Whether this method will work in real exoplanet searches is another matter. It depends on how much surface scattering would come from living organisms as opposed to inorganic substances, and on whether this light can be distinguished clearly enough from that of the parent star. Some of the planned astronomical instruments that might conduct planet searches could have sufficient resolution for this, however – probably not NASA’s Terrestrial Planet Finder (which is currently postponed indefinitely in any case), say Sparks and colleagues, but perhaps the ground-based European Extremely Large Telescope, which might begin operating around 2018. The Hubble Space Telescope has already revealed some of the chemical ingredients of an extrasolar planet [5,6]

But who says life must have a chiral molecular basis? do. ‘Homochirality’, say Sparks and colleagues, ‘is thought to be generic to all forms of biochemical life as a necessity for self-replication.’ This statement relies on the work of astrobiologist Radu Popa of Portland State University in Oregon [7]. But what Popa offers is a plausibility argument based on the idea that homochirality simplifies polymer structure in a way that promotes the efficiency of copying information. This doesn’t imply that homochirality is essential, but only that it might help. And we know that life does not always do things in the most efficient way.

However, the notion that sparks and colleagues are invoking actually goes back much further. An intimate association between life, chirality and light polarization was made in the nineteenth century, first by the French scientist Jean-Baptiste Biot and then by Louis Pasteur, who sought Biot’s advice on his seminal discovery of handedness in organic molecules. Biot, a pioneer in the study of optics and polarization, coined the term ‘optical activity’ to describe a substance that rotates the plane of polarized light, and it was no coincidence that this in itself suggested the operation of some vital, ‘active’ agent, rather than lifeless passive matter.
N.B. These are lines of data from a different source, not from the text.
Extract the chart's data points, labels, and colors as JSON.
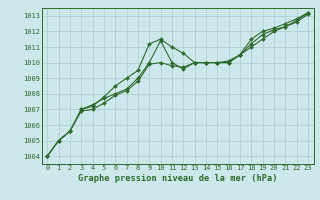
{
  "title": "Graphe pression niveau de la mer (hPa)",
  "bg_color": "#cce8ea",
  "grid_color": "#aacccc",
  "line_color": "#2d6a2d",
  "x_ticks": [
    0,
    1,
    2,
    3,
    4,
    5,
    6,
    7,
    8,
    9,
    10,
    11,
    12,
    13,
    14,
    15,
    16,
    17,
    18,
    19,
    20,
    21,
    22,
    23
  ],
  "ylim": [
    1003.5,
    1013.5
  ],
  "y_ticks": [
    1004,
    1005,
    1006,
    1007,
    1008,
    1009,
    1010,
    1011,
    1012,
    1013
  ],
  "series1": [
    1004.0,
    1005.0,
    1005.6,
    1007.0,
    1007.2,
    1007.8,
    1008.5,
    1009.0,
    1009.5,
    1011.2,
    1011.5,
    1011.0,
    1010.6,
    1010.0,
    1010.0,
    1010.0,
    1010.0,
    1010.5,
    1011.5,
    1012.0,
    1012.2,
    1012.5,
    1012.8,
    1013.2
  ],
  "series2": [
    1004.0,
    1005.0,
    1005.6,
    1007.0,
    1007.3,
    1007.7,
    1008.0,
    1008.3,
    1009.0,
    1010.0,
    1011.4,
    1010.0,
    1009.6,
    1010.0,
    1010.0,
    1010.0,
    1010.0,
    1010.5,
    1011.0,
    1011.5,
    1012.0,
    1012.3,
    1012.7,
    1013.2
  ],
  "series3": [
    1004.0,
    1005.0,
    1005.6,
    1006.9,
    1007.0,
    1007.4,
    1007.9,
    1008.2,
    1008.8,
    1009.9,
    1010.0,
    1009.8,
    1009.7,
    1010.0,
    1010.0,
    1010.0,
    1010.1,
    1010.5,
    1011.2,
    1011.8,
    1012.1,
    1012.3,
    1012.6,
    1013.1
  ],
  "tick_fontsize": 5.0,
  "xlabel_fontsize": 6.2,
  "marker_size": 2.0,
  "line_width": 0.8
}
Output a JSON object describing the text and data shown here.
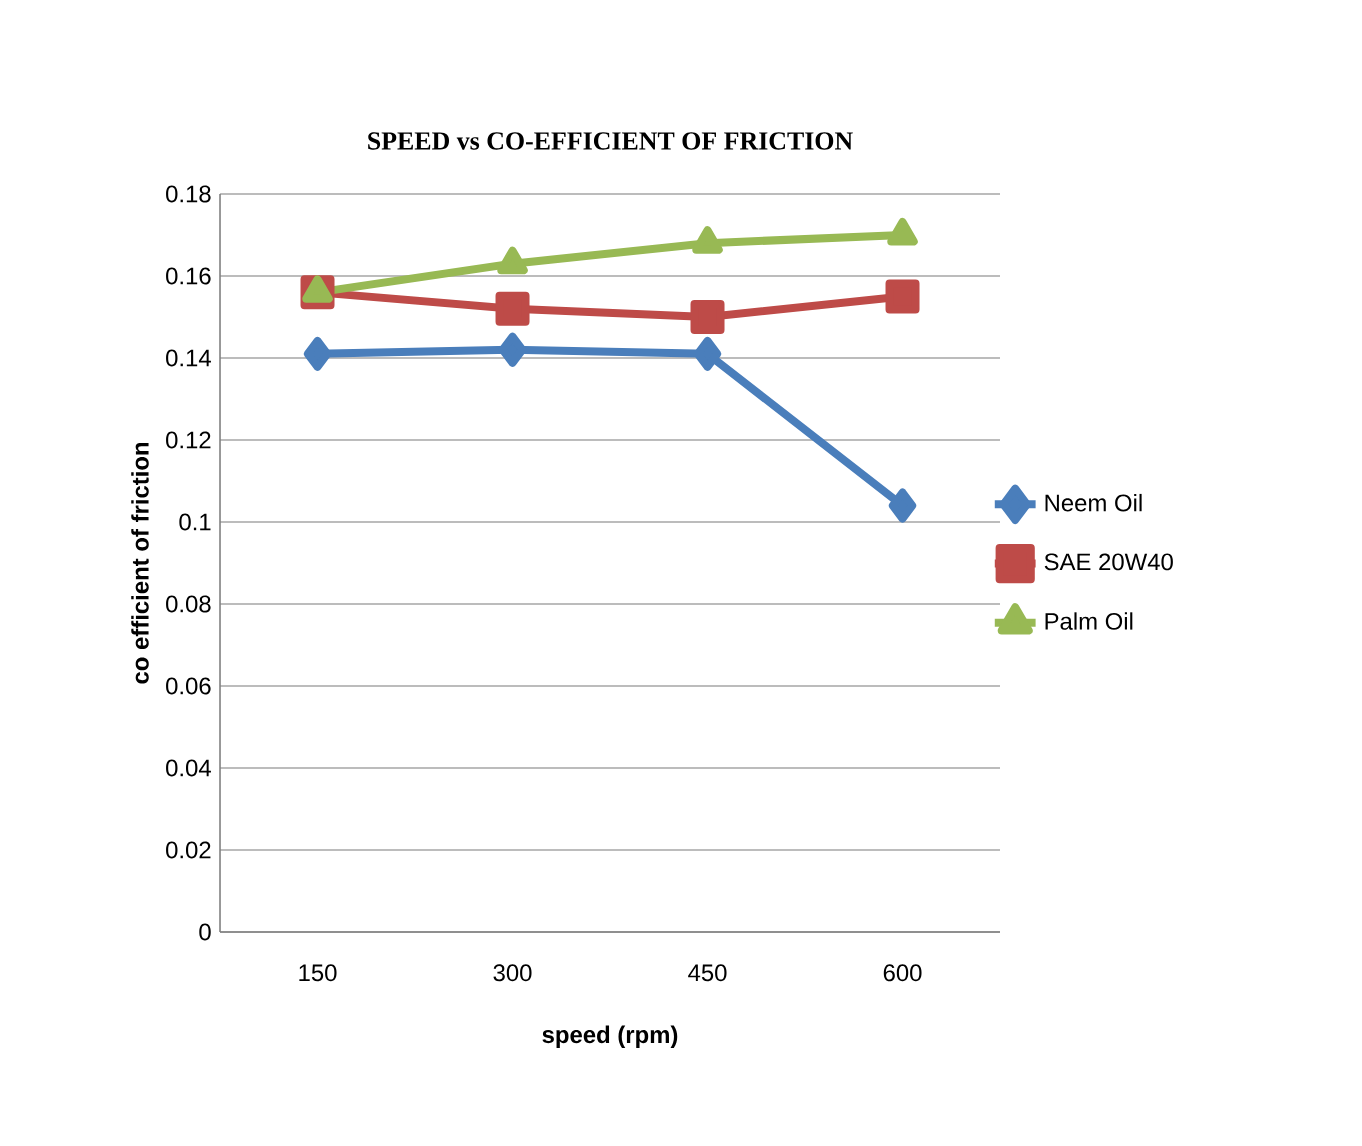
{
  "chart_data": {
    "type": "line",
    "title": "SPEED  vs CO-EFFICIENT OF FRICTION",
    "xlabel": "speed (rpm)",
    "ylabel": "co efficient of friction",
    "categories": [
      "150",
      "300",
      "450",
      "600"
    ],
    "series": [
      {
        "name": "Neem Oil",
        "color": "#4a7ebb",
        "marker": "diamond",
        "values": [
          0.141,
          0.142,
          0.141,
          0.104
        ]
      },
      {
        "name": "SAE 20W40",
        "color": "#be4b48",
        "marker": "square",
        "values": [
          0.156,
          0.152,
          0.15,
          0.155
        ]
      },
      {
        "name": "Palm Oil",
        "color": "#98b954",
        "marker": "triangle",
        "values": [
          0.156,
          0.163,
          0.168,
          0.17
        ]
      }
    ],
    "ylim": [
      0,
      0.18
    ],
    "yticks": [
      0,
      0.02,
      0.04,
      0.06,
      0.08,
      0.1,
      0.12,
      0.14,
      0.16,
      0.18
    ],
    "grid": "y",
    "legend": "right"
  }
}
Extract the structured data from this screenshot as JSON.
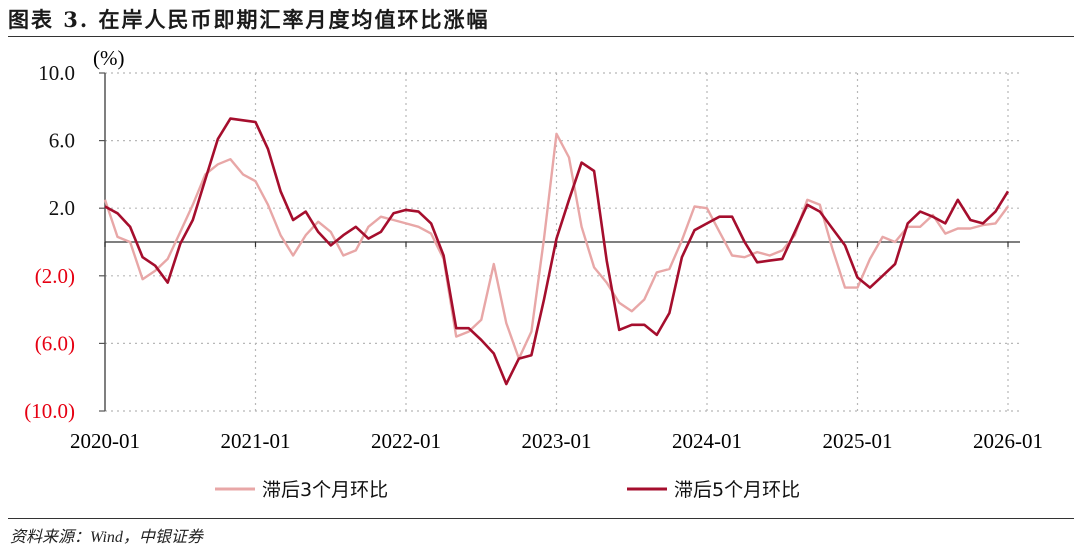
{
  "title": "图表 3. 在岸人民币即期汇率月度均值环比涨幅",
  "source": "资料来源：Wind，中银证券",
  "colors": {
    "lag3": "#e8a7a7",
    "lag5": "#a50e2d",
    "negative_label": "#e60012",
    "positive_label": "#111111",
    "zero_line": "#333333",
    "grid": "#b8b8b8"
  },
  "chart_data": {
    "type": "line",
    "title": "在岸人民币即期汇率月度均值环比涨幅",
    "ylabel": "(%)",
    "xlabel": "",
    "ylim": [
      -10,
      10
    ],
    "yticks": [
      10,
      6,
      2,
      -2,
      -6,
      -10
    ],
    "ytick_labels": [
      "10.0",
      "6.0",
      "2.0",
      "(2.0)",
      "(6.0)",
      "(10.0)"
    ],
    "xtick_labels": [
      "2020-01",
      "2021-01",
      "2022-01",
      "2023-01",
      "2024-01",
      "2025-01",
      "2026-01"
    ],
    "grid": true,
    "legend_position": "bottom",
    "x_start": "2020-01",
    "x_end": "2026-01",
    "frequency": "monthly",
    "series": [
      {
        "name": "滞后3个月环比",
        "color": "#e8a7a7",
        "values": [
          2.5,
          0.3,
          0.0,
          -2.2,
          -1.7,
          -1.0,
          0.6,
          2.2,
          4.0,
          4.6,
          4.9,
          4.0,
          3.6,
          2.2,
          0.4,
          -0.8,
          0.4,
          1.2,
          0.6,
          -0.8,
          -0.5,
          0.9,
          1.5,
          1.3,
          1.1,
          0.9,
          0.5,
          -1.0,
          -5.6,
          -5.3,
          -4.6,
          -1.3,
          -4.8,
          -6.9,
          -5.3,
          0.2,
          6.4,
          5.0,
          0.9,
          -1.5,
          -2.4,
          -3.6,
          -4.1,
          -3.4,
          -1.8,
          -1.6,
          0.1,
          2.1,
          2.0,
          0.6,
          -0.8,
          -0.9,
          -0.6,
          -0.8,
          -0.5,
          0.4,
          2.5,
          2.2,
          -0.4,
          -2.7,
          -2.7,
          -1.0,
          0.3,
          0.0,
          0.9,
          0.9,
          1.6,
          0.5,
          0.8,
          0.8,
          1.0,
          1.1,
          2.1
        ]
      },
      {
        "name": "滞后5个月环比",
        "color": "#a50e2d",
        "values": [
          2.1,
          1.7,
          0.9,
          -0.9,
          -1.4,
          -2.4,
          -0.1,
          1.3,
          3.7,
          6.1,
          7.3,
          7.2,
          7.1,
          5.5,
          3.0,
          1.3,
          1.8,
          0.6,
          -0.2,
          0.4,
          0.9,
          0.2,
          0.6,
          1.7,
          1.9,
          1.8,
          1.1,
          -0.8,
          -5.1,
          -5.1,
          -5.8,
          -6.6,
          -8.4,
          -6.9,
          -6.7,
          -3.4,
          0.2,
          2.5,
          4.7,
          4.2,
          -1.1,
          -5.2,
          -4.9,
          -4.9,
          -5.5,
          -4.2,
          -0.9,
          0.7,
          1.1,
          1.5,
          1.5,
          0.0,
          -1.2,
          -1.1,
          -1.0,
          0.6,
          2.2,
          1.8,
          0.8,
          -0.2,
          -2.1,
          -2.7,
          -2.0,
          -1.3,
          1.1,
          1.8,
          1.5,
          1.1,
          2.5,
          1.3,
          1.1,
          1.8,
          3.0
        ]
      }
    ]
  }
}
Biot came to believe that optical activity was ‘the sole means in man’s possession of confronting the otherwise indefinable limit between life and nonlife on the molecular level’ [8]. Pasteur became a staunch advocate of this view, to the extent that (contrary to the popular view) he developed something of an anti-materialist, vitalist stance on what life is: he felt that optical rotation must result from ‘the play of vital forces’.

We now know, partly through Pasteur’s own work, that he and Biot were wrong. Sparks and colleagues are on sounder ground, but their idea could be seen to support the suspicion that life is everywhere built in our own image.

References

1. Lovelock, J. E. Nature 207, 568-570 (1965).
2. Dietrich, W. E. & Perron, J. T. Nature 439, 411-418 (2006).
3. Sagan, C. et al., Nature 365, 715-721 (1993).
4. Sparks, W. B. et al., Proc. Natl Acad. Sci. USA doi: 10.1073/pnas.0810215106 (2009).
5. Charbonneau, D. et al., Astrophys. J. 568, 377–384 (2002).
6. Vidal-Madjar, A. et al., Astrophys J. 604, L69–L72 )2004).
7. Popa, R. Between Necessity and Probability: Searching for the Definition and Origin of Life (Springer, Berlin, 2004).
8. Levitt, T. The Shadow of Enlightenment (Oxford University Press, Oxford, 2009).